There is no doubt that the high tension power line issue is one of back door political maneuvering now as the head of the Kataeb Party Sami Gemayel Thursday morning submitted a request to revise the electricity law to the constitutional council. He managed to get ten MPs, mostly independents to sign it. How effective this may turn out, I have no idea. But there is a local saying "iza ma kibrit ma btizghar", in short its gonna get a lot bigger and more convoluted before it is finally resolved.

Some still raise the banner of health risks, some the risk of lightning strikes and impact on property from storm damage, falling live power lines etc..., as reasons for their objections, but I suspect there is more to the impetus that drives protestors and the church, a major property owner in the area, as well as the secular machinery of politics to kick protests in to high gear.

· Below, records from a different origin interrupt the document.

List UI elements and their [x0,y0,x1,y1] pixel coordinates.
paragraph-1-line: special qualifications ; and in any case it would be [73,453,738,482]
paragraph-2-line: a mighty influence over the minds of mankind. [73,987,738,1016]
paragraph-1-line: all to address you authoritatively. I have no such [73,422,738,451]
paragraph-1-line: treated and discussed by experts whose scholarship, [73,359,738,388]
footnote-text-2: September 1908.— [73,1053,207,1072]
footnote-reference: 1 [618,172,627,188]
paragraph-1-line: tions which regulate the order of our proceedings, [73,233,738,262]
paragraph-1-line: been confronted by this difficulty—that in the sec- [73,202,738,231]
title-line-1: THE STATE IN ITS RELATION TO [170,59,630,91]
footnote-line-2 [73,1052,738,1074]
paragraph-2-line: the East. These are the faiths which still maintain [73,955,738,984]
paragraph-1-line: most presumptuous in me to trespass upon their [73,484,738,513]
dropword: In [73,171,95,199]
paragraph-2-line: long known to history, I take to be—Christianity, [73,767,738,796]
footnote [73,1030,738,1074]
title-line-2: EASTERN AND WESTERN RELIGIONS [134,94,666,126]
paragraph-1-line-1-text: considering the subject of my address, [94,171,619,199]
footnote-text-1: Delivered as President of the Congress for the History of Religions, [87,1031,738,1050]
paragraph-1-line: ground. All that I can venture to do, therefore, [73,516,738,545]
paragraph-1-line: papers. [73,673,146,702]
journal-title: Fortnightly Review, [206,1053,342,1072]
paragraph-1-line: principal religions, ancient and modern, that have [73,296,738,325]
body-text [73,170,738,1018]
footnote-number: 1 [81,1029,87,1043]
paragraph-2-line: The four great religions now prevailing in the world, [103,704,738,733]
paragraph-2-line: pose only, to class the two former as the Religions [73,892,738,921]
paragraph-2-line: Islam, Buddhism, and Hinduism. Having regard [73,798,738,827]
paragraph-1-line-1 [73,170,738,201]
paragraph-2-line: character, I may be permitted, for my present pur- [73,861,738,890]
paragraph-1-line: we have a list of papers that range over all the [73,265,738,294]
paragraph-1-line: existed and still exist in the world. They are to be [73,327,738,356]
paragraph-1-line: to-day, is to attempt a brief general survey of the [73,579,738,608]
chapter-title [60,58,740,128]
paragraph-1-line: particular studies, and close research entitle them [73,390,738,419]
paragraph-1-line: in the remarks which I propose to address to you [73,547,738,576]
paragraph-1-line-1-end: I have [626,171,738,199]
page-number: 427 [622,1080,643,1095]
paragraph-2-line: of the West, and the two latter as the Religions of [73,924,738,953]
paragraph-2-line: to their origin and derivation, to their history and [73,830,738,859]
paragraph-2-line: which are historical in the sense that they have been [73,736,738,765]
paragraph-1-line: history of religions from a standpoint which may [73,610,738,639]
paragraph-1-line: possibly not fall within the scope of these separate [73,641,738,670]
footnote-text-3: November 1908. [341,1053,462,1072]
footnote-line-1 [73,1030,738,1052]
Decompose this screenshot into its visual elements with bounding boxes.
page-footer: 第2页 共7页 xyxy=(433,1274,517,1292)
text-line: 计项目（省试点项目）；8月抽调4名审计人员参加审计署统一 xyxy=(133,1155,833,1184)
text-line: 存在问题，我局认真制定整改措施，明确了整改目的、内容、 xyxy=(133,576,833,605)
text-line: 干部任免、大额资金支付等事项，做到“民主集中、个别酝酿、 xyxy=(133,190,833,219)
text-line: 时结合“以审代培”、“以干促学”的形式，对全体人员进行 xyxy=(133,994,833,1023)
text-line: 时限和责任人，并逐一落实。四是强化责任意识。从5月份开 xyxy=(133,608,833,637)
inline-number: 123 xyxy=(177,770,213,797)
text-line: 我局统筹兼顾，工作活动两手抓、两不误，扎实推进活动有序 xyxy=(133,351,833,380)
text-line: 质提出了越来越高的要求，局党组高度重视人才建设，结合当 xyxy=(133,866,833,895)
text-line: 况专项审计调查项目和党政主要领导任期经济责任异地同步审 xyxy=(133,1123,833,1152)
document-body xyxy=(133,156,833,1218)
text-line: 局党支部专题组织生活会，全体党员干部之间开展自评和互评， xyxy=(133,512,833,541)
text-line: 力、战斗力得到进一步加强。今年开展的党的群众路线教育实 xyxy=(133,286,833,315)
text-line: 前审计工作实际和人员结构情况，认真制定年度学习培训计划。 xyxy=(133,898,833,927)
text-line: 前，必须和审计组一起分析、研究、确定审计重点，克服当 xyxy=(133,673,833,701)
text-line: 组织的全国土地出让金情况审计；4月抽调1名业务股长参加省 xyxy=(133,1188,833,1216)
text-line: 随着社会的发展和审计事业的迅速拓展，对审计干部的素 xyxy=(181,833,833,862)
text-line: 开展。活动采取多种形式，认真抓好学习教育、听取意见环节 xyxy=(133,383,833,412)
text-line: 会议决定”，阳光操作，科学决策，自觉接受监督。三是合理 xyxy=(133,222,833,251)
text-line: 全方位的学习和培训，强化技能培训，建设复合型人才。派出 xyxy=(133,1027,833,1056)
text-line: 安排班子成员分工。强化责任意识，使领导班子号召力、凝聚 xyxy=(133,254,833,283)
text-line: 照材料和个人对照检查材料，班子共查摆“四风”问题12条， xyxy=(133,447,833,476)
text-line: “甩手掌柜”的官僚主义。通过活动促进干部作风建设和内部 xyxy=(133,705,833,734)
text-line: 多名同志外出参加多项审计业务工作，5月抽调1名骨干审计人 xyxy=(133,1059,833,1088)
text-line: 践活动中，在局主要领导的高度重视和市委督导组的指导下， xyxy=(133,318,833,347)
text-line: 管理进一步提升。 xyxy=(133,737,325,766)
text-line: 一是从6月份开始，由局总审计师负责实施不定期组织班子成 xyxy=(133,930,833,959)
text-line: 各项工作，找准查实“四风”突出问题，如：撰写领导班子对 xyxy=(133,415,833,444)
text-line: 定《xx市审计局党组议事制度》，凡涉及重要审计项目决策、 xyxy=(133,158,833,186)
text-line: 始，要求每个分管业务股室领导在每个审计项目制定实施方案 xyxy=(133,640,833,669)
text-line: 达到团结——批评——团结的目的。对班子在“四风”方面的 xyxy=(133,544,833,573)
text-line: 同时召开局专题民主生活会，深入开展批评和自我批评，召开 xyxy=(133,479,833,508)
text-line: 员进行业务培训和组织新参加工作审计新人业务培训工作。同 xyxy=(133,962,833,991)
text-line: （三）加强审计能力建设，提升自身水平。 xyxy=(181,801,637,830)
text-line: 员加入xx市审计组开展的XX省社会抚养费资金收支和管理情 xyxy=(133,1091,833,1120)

It is ultimately about property prices, desirability, and view! And yes these things are important to property owners. 

It is less about health risks and more about a visual obstruction of ugly proportions, which is just as serious. Most residents not directly under the power line but in its immediate vicinity own their own house or apartment, for most it is the single most valuable thing they own. They are unlikely to benefit from the buyout option offered by the government to residents living directly under the power line and will in the next ten or twenty years when they may decide to sell up find themselves at the mercy of a fickle market and buyers unwilling to pay premium prices for properties whose view is obstructed by high tension pylons and cables.

Ultimately, a deal will have to be reached that involves money and incentives, this may end up costing this government quite a bit. One thought that comes to mind as to what concession may be made would be for the government to offer life time property tax wavers to residents living within 200 meters of the power lines. That would soften the blow of falling property prices considerably. I suspect that a compromise may be reached, the only question is how quickly will stubbornness give way to reasonableness.